Show HN: Pocketsquare – portfolios for developers - alanfriedman
https://pocketsquare.io
======
alanfriedman
Hey guys, I recently launched Pocketsquare and was hoping to get some feedback
from the people who might be the target users.

Pocketsquare lets you create a simple portfolio to showcase your skills
(language, frameworks, etc), code snippets, projects you've worked on and
optionally your work and education background.

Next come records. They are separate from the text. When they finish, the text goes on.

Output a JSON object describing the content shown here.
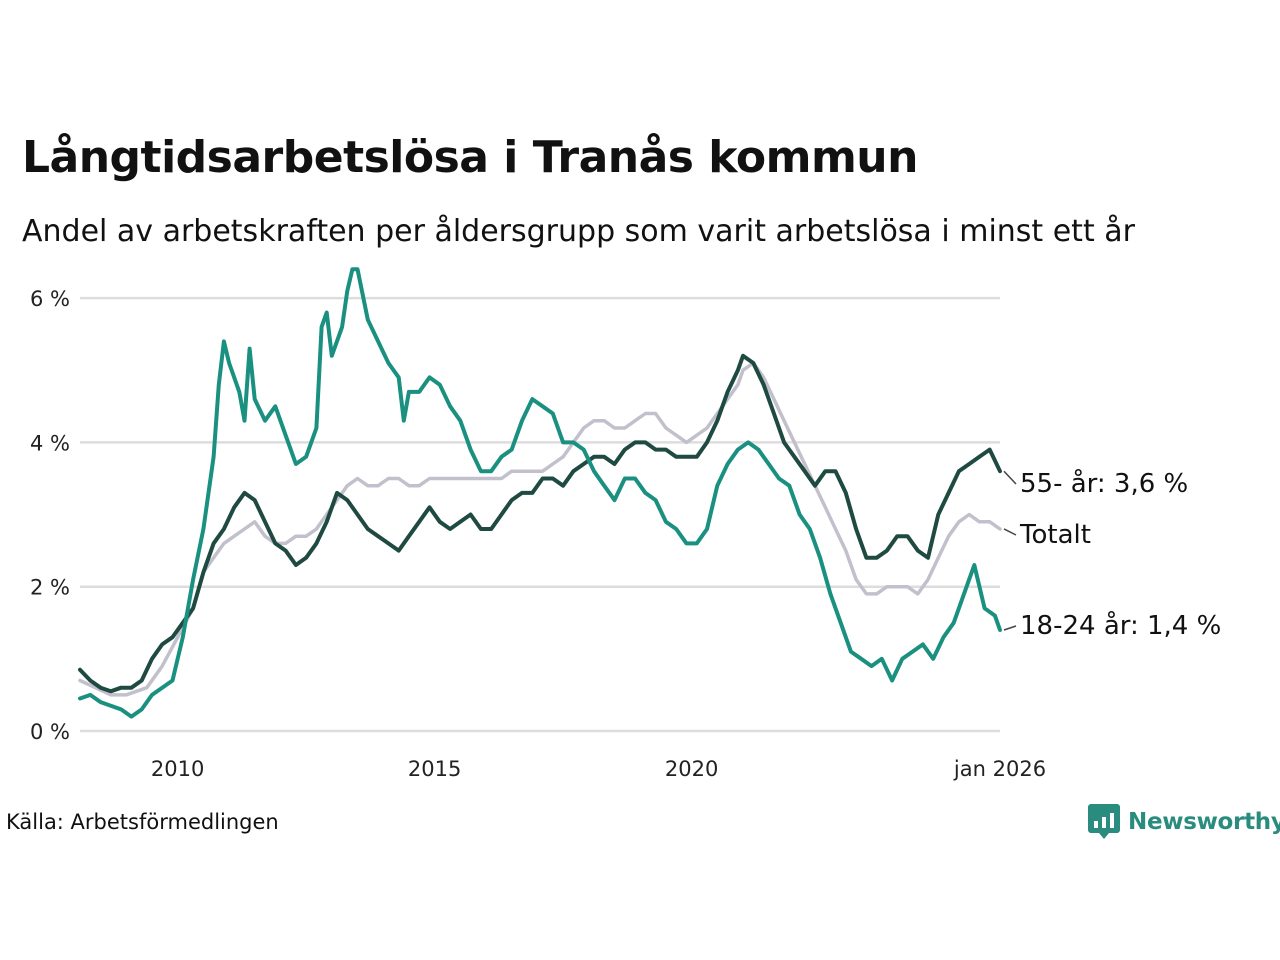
{
  "title": "Långtidsarbetslösa i Tranås kommun",
  "subtitle": "Andel av arbetskraften per åldersgrupp som varit arbetslösa i minst ett år",
  "source": "Källa: Arbetsförmedlingen",
  "brand": "Newsworthy",
  "colors": {
    "total": "#c2c0cc",
    "age55": "#1f4a42",
    "age1824": "#1a9080",
    "grid": "#dddddd",
    "brand": "#2a8c7e"
  },
  "chart_data": {
    "type": "line",
    "ylim": [
      0,
      6.5
    ],
    "xlim": [
      2008.1,
      2026.0
    ],
    "yticks": [
      0,
      2,
      4,
      6
    ],
    "ytick_labels": [
      "0 %",
      "2 %",
      "4 %",
      "6 %"
    ],
    "xticks": [
      2010,
      2015,
      2020,
      2026
    ],
    "xtick_labels": [
      "2010",
      "2015",
      "2020",
      "jan 2026"
    ],
    "grid": true,
    "series": [
      {
        "name": "Totalt",
        "key": "total",
        "label": "Totalt",
        "points": [
          [
            2008.1,
            0.7
          ],
          [
            2008.4,
            0.6
          ],
          [
            2008.7,
            0.5
          ],
          [
            2009.0,
            0.5
          ],
          [
            2009.4,
            0.6
          ],
          [
            2009.7,
            0.9
          ],
          [
            2010.0,
            1.3
          ],
          [
            2010.3,
            1.7
          ],
          [
            2010.5,
            2.2
          ],
          [
            2010.7,
            2.4
          ],
          [
            2010.9,
            2.6
          ],
          [
            2011.1,
            2.7
          ],
          [
            2011.3,
            2.8
          ],
          [
            2011.5,
            2.9
          ],
          [
            2011.7,
            2.7
          ],
          [
            2011.9,
            2.6
          ],
          [
            2012.1,
            2.6
          ],
          [
            2012.3,
            2.7
          ],
          [
            2012.5,
            2.7
          ],
          [
            2012.7,
            2.8
          ],
          [
            2012.9,
            3.0
          ],
          [
            2013.1,
            3.2
          ],
          [
            2013.3,
            3.4
          ],
          [
            2013.5,
            3.5
          ],
          [
            2013.7,
            3.4
          ],
          [
            2013.9,
            3.4
          ],
          [
            2014.1,
            3.5
          ],
          [
            2014.3,
            3.5
          ],
          [
            2014.5,
            3.4
          ],
          [
            2014.7,
            3.4
          ],
          [
            2014.9,
            3.5
          ],
          [
            2015.1,
            3.5
          ],
          [
            2015.3,
            3.5
          ],
          [
            2015.5,
            3.5
          ],
          [
            2015.7,
            3.5
          ],
          [
            2015.9,
            3.5
          ],
          [
            2016.1,
            3.5
          ],
          [
            2016.3,
            3.5
          ],
          [
            2016.5,
            3.6
          ],
          [
            2016.7,
            3.6
          ],
          [
            2016.9,
            3.6
          ],
          [
            2017.1,
            3.6
          ],
          [
            2017.3,
            3.7
          ],
          [
            2017.5,
            3.8
          ],
          [
            2017.7,
            4.0
          ],
          [
            2017.9,
            4.2
          ],
          [
            2018.1,
            4.3
          ],
          [
            2018.3,
            4.3
          ],
          [
            2018.5,
            4.2
          ],
          [
            2018.7,
            4.2
          ],
          [
            2018.9,
            4.3
          ],
          [
            2019.1,
            4.4
          ],
          [
            2019.3,
            4.4
          ],
          [
            2019.5,
            4.2
          ],
          [
            2019.7,
            4.1
          ],
          [
            2019.9,
            4.0
          ],
          [
            2020.1,
            4.1
          ],
          [
            2020.3,
            4.2
          ],
          [
            2020.5,
            4.4
          ],
          [
            2020.7,
            4.6
          ],
          [
            2020.9,
            4.8
          ],
          [
            2021.0,
            5.0
          ],
          [
            2021.2,
            5.1
          ],
          [
            2021.4,
            4.9
          ],
          [
            2021.6,
            4.6
          ],
          [
            2021.8,
            4.3
          ],
          [
            2022.0,
            4.0
          ],
          [
            2022.2,
            3.7
          ],
          [
            2022.4,
            3.4
          ],
          [
            2022.6,
            3.1
          ],
          [
            2022.8,
            2.8
          ],
          [
            2023.0,
            2.5
          ],
          [
            2023.2,
            2.1
          ],
          [
            2023.4,
            1.9
          ],
          [
            2023.6,
            1.9
          ],
          [
            2023.8,
            2.0
          ],
          [
            2024.0,
            2.0
          ],
          [
            2024.2,
            2.0
          ],
          [
            2024.4,
            1.9
          ],
          [
            2024.6,
            2.1
          ],
          [
            2024.8,
            2.4
          ],
          [
            2025.0,
            2.7
          ],
          [
            2025.2,
            2.9
          ],
          [
            2025.4,
            3.0
          ],
          [
            2025.6,
            2.9
          ],
          [
            2025.8,
            2.9
          ],
          [
            2026.0,
            2.8
          ]
        ]
      },
      {
        "name": "55- år",
        "key": "age55",
        "label": "55- år: 3,6 %",
        "points": [
          [
            2008.1,
            0.85
          ],
          [
            2008.3,
            0.7
          ],
          [
            2008.5,
            0.6
          ],
          [
            2008.7,
            0.55
          ],
          [
            2008.9,
            0.6
          ],
          [
            2009.1,
            0.6
          ],
          [
            2009.3,
            0.7
          ],
          [
            2009.5,
            1.0
          ],
          [
            2009.7,
            1.2
          ],
          [
            2009.9,
            1.3
          ],
          [
            2010.1,
            1.5
          ],
          [
            2010.3,
            1.7
          ],
          [
            2010.5,
            2.2
          ],
          [
            2010.7,
            2.6
          ],
          [
            2010.9,
            2.8
          ],
          [
            2011.1,
            3.1
          ],
          [
            2011.3,
            3.3
          ],
          [
            2011.5,
            3.2
          ],
          [
            2011.7,
            2.9
          ],
          [
            2011.9,
            2.6
          ],
          [
            2012.1,
            2.5
          ],
          [
            2012.3,
            2.3
          ],
          [
            2012.5,
            2.4
          ],
          [
            2012.7,
            2.6
          ],
          [
            2012.9,
            2.9
          ],
          [
            2013.1,
            3.3
          ],
          [
            2013.3,
            3.2
          ],
          [
            2013.5,
            3.0
          ],
          [
            2013.7,
            2.8
          ],
          [
            2013.9,
            2.7
          ],
          [
            2014.1,
            2.6
          ],
          [
            2014.3,
            2.5
          ],
          [
            2014.5,
            2.7
          ],
          [
            2014.7,
            2.9
          ],
          [
            2014.9,
            3.1
          ],
          [
            2015.1,
            2.9
          ],
          [
            2015.3,
            2.8
          ],
          [
            2015.5,
            2.9
          ],
          [
            2015.7,
            3.0
          ],
          [
            2015.9,
            2.8
          ],
          [
            2016.1,
            2.8
          ],
          [
            2016.3,
            3.0
          ],
          [
            2016.5,
            3.2
          ],
          [
            2016.7,
            3.3
          ],
          [
            2016.9,
            3.3
          ],
          [
            2017.1,
            3.5
          ],
          [
            2017.3,
            3.5
          ],
          [
            2017.5,
            3.4
          ],
          [
            2017.7,
            3.6
          ],
          [
            2017.9,
            3.7
          ],
          [
            2018.1,
            3.8
          ],
          [
            2018.3,
            3.8
          ],
          [
            2018.5,
            3.7
          ],
          [
            2018.7,
            3.9
          ],
          [
            2018.9,
            4.0
          ],
          [
            2019.1,
            4.0
          ],
          [
            2019.3,
            3.9
          ],
          [
            2019.5,
            3.9
          ],
          [
            2019.7,
            3.8
          ],
          [
            2019.9,
            3.8
          ],
          [
            2020.1,
            3.8
          ],
          [
            2020.3,
            4.0
          ],
          [
            2020.5,
            4.3
          ],
          [
            2020.7,
            4.7
          ],
          [
            2020.9,
            5.0
          ],
          [
            2021.0,
            5.2
          ],
          [
            2021.2,
            5.1
          ],
          [
            2021.4,
            4.8
          ],
          [
            2021.6,
            4.4
          ],
          [
            2021.8,
            4.0
          ],
          [
            2022.0,
            3.8
          ],
          [
            2022.2,
            3.6
          ],
          [
            2022.4,
            3.4
          ],
          [
            2022.6,
            3.6
          ],
          [
            2022.8,
            3.6
          ],
          [
            2023.0,
            3.3
          ],
          [
            2023.2,
            2.8
          ],
          [
            2023.4,
            2.4
          ],
          [
            2023.6,
            2.4
          ],
          [
            2023.8,
            2.5
          ],
          [
            2024.0,
            2.7
          ],
          [
            2024.2,
            2.7
          ],
          [
            2024.4,
            2.5
          ],
          [
            2024.6,
            2.4
          ],
          [
            2024.8,
            3.0
          ],
          [
            2025.0,
            3.3
          ],
          [
            2025.2,
            3.6
          ],
          [
            2025.4,
            3.7
          ],
          [
            2025.6,
            3.8
          ],
          [
            2025.8,
            3.9
          ],
          [
            2026.0,
            3.6
          ]
        ]
      },
      {
        "name": "18-24 år",
        "key": "age1824",
        "label": "18-24 år: 1,4 %",
        "points": [
          [
            2008.1,
            0.45
          ],
          [
            2008.3,
            0.5
          ],
          [
            2008.5,
            0.4
          ],
          [
            2008.7,
            0.35
          ],
          [
            2008.9,
            0.3
          ],
          [
            2009.1,
            0.2
          ],
          [
            2009.3,
            0.3
          ],
          [
            2009.5,
            0.5
          ],
          [
            2009.7,
            0.6
          ],
          [
            2009.9,
            0.7
          ],
          [
            2010.1,
            1.3
          ],
          [
            2010.3,
            2.1
          ],
          [
            2010.5,
            2.8
          ],
          [
            2010.7,
            3.8
          ],
          [
            2010.8,
            4.8
          ],
          [
            2010.9,
            5.4
          ],
          [
            2011.0,
            5.1
          ],
          [
            2011.2,
            4.7
          ],
          [
            2011.3,
            4.3
          ],
          [
            2011.4,
            5.3
          ],
          [
            2011.5,
            4.6
          ],
          [
            2011.7,
            4.3
          ],
          [
            2011.9,
            4.5
          ],
          [
            2012.1,
            4.1
          ],
          [
            2012.3,
            3.7
          ],
          [
            2012.5,
            3.8
          ],
          [
            2012.7,
            4.2
          ],
          [
            2012.8,
            5.6
          ],
          [
            2012.9,
            5.8
          ],
          [
            2013.0,
            5.2
          ],
          [
            2013.2,
            5.6
          ],
          [
            2013.3,
            6.1
          ],
          [
            2013.4,
            6.4
          ],
          [
            2013.5,
            6.4
          ],
          [
            2013.7,
            5.7
          ],
          [
            2013.9,
            5.4
          ],
          [
            2014.1,
            5.1
          ],
          [
            2014.3,
            4.9
          ],
          [
            2014.4,
            4.3
          ],
          [
            2014.5,
            4.7
          ],
          [
            2014.7,
            4.7
          ],
          [
            2014.9,
            4.9
          ],
          [
            2015.1,
            4.8
          ],
          [
            2015.3,
            4.5
          ],
          [
            2015.5,
            4.3
          ],
          [
            2015.7,
            3.9
          ],
          [
            2015.9,
            3.6
          ],
          [
            2016.1,
            3.6
          ],
          [
            2016.3,
            3.8
          ],
          [
            2016.5,
            3.9
          ],
          [
            2016.7,
            4.3
          ],
          [
            2016.9,
            4.6
          ],
          [
            2017.1,
            4.5
          ],
          [
            2017.3,
            4.4
          ],
          [
            2017.5,
            4.0
          ],
          [
            2017.7,
            4.0
          ],
          [
            2017.9,
            3.9
          ],
          [
            2018.1,
            3.6
          ],
          [
            2018.3,
            3.4
          ],
          [
            2018.5,
            3.2
          ],
          [
            2018.7,
            3.5
          ],
          [
            2018.9,
            3.5
          ],
          [
            2019.1,
            3.3
          ],
          [
            2019.3,
            3.2
          ],
          [
            2019.5,
            2.9
          ],
          [
            2019.7,
            2.8
          ],
          [
            2019.9,
            2.6
          ],
          [
            2020.1,
            2.6
          ],
          [
            2020.3,
            2.8
          ],
          [
            2020.5,
            3.4
          ],
          [
            2020.7,
            3.7
          ],
          [
            2020.9,
            3.9
          ],
          [
            2021.1,
            4.0
          ],
          [
            2021.3,
            3.9
          ],
          [
            2021.5,
            3.7
          ],
          [
            2021.7,
            3.5
          ],
          [
            2021.9,
            3.4
          ],
          [
            2022.1,
            3.0
          ],
          [
            2022.3,
            2.8
          ],
          [
            2022.5,
            2.4
          ],
          [
            2022.7,
            1.9
          ],
          [
            2022.9,
            1.5
          ],
          [
            2023.1,
            1.1
          ],
          [
            2023.3,
            1.0
          ],
          [
            2023.5,
            0.9
          ],
          [
            2023.7,
            1.0
          ],
          [
            2023.9,
            0.7
          ],
          [
            2024.1,
            1.0
          ],
          [
            2024.3,
            1.1
          ],
          [
            2024.5,
            1.2
          ],
          [
            2024.7,
            1.0
          ],
          [
            2024.9,
            1.3
          ],
          [
            2025.1,
            1.5
          ],
          [
            2025.3,
            1.9
          ],
          [
            2025.5,
            2.3
          ],
          [
            2025.7,
            1.7
          ],
          [
            2025.9,
            1.6
          ],
          [
            2026.0,
            1.4
          ]
        ]
      }
    ]
  }
}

My questions are: Is this something you need/want? Would you use this? Why or
why not?

I created Pocketsquare to give devs a better way to showcase their work. A
front-end dev myself, I've maintained my own custom portfolio site for a few
years and figured it made sense to abstract the layout and concept out to
allow other devs to use it. For me, my public Github page isn't a great
representation of the stuff I like to work on, and LinkedIn isn't really
geared towards devs so it's not ideal either. So I made Pocketsquare to focus
on the stuff that I thought devs would want to show: code snippets, projects
and skills badges.

Thanks for checking it out and I appreciate any feedback you guys have.

------
dang
This looks good. Please email us at hn@ycombinator.com if you would like us to
send a repost invite. This is an experiment we've been running to give good
submissions a second chance.

------
warewolf
This is great, Kinda like the dribbble for developers.